The College of Education’s strong research and public engagement culture already attracts talented graduate students from around the world. Establishing this space for graduate student collaboration will facilitate even more new scholarship and discovery.
“Back in the day, or around 2013, 2014 when I was a young Ph.D. student, this room was a hangout place for various EPOL faculty and their advisees to debate current issues and have big group discussions,” says teaching assistant professor Theopolies Moton. “Room 372 was consistently packed. We jokingly called it ‘Club EPOL’. It’s great to see it reimagined and being used again to foster dialogue and conversation for all grad students.”
Now more than one large conference room, the creation of the Room 372 Collaboration Area was initiated and guided by a group of Education graduate students through a variety of mechanisms. The Office of Graduate Programs first collected feedback about the need to establish a dedicated space for Education graduate students. Each of the academic departments provided input on their grad spaces not fulfilling this general need. Then, graduate students reached out directly to Facilities and the Dean’s Office to propose a centralized space within the College—an idea that was quickly approved.

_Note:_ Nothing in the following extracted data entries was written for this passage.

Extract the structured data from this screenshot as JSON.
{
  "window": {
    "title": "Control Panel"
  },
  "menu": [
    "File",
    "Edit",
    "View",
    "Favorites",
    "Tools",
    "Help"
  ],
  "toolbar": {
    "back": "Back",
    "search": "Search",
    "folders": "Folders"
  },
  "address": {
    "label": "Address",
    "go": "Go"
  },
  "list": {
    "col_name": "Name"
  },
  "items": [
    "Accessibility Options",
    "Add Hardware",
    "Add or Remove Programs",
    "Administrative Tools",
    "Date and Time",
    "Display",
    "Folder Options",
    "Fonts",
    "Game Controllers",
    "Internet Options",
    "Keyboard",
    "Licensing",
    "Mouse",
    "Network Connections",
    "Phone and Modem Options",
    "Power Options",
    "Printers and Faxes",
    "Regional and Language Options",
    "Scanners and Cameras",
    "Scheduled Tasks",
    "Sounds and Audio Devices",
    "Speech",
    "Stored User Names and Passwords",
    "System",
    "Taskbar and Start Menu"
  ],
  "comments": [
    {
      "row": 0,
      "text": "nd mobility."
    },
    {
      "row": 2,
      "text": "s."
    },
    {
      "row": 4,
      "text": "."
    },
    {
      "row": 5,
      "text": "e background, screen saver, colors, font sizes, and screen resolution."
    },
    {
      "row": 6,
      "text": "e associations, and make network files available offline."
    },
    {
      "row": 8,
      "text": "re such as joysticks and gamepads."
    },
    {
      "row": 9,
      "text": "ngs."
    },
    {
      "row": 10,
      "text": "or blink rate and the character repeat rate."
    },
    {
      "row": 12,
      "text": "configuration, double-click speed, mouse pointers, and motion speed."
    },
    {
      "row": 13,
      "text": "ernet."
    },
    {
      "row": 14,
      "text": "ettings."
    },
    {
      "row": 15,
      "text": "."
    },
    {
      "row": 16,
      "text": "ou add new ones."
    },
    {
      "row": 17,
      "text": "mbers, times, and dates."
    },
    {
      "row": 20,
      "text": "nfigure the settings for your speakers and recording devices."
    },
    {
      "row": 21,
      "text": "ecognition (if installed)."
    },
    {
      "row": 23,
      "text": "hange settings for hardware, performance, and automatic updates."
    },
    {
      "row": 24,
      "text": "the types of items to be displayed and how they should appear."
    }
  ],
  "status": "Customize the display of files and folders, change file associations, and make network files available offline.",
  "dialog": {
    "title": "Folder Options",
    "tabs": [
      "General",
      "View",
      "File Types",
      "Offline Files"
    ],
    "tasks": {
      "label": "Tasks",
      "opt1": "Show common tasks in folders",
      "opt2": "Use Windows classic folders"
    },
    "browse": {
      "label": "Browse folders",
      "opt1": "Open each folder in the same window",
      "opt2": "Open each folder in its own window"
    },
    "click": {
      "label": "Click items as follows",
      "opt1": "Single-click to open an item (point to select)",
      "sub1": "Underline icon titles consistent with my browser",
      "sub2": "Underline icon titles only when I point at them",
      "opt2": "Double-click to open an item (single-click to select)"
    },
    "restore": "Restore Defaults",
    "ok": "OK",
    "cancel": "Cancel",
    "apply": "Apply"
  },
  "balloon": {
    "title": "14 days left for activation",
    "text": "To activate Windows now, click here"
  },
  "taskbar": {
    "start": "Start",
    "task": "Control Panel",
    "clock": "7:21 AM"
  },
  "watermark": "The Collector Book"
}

Jeffry Royce, the College’s assistant director of facilities, says the Room 372 Collaboration Area now boasts three distinct areas that are intended to function in concert: 12 non-reservable individual workstations, a conversation area with lounge-style furniture for open meetings and discussion, and reservable Conference Room 370 for meetings of up to eight people.
As its primary users, all College of Education graduate students have I-card swipe access to Room 372. Bonus features like motorized standing desk workstations, a collaboration monitor, and lockers for short-term storage make it ideal for graduate students who put in long hours teaching and working at the Education building.
“I'd say the most unique feature of 372 is its openly collaborative nature,” says Royce. “Graduate students from various groups and disciplines—and with differing goals—are sharing the same resource in meaningful ways. I think we knocked this one out of the park.”
Graduate students involved in the project and using the redesigned space, which reopened in fall 2023, are laudatory too. They say the College’s graduate student services and facilities staff partnered with students to make Room 372’s transformation a thoughtful, participatory process.
“We continue to receive feedback and suggestions for the space and will keep implementing improvements however we can,” says Royce.
The late Eric Nethercott, former Ph.D. student in Education Policy, Organization and Leadership and an advocate of the redesign project, quickly became a Room 372 “regular”. He explained, in an email last spring, how the redesigned space had already helped build personal and professional connections among graduate students across the College. Nethercott noted how the space serves as an informal mentoring space for master’s and doctoral students—critical to graduate student success. Having a space dedicated to cross-disciplinary brainstorming, networking, and research was fostering a greater sense of graduate student community within a few short months.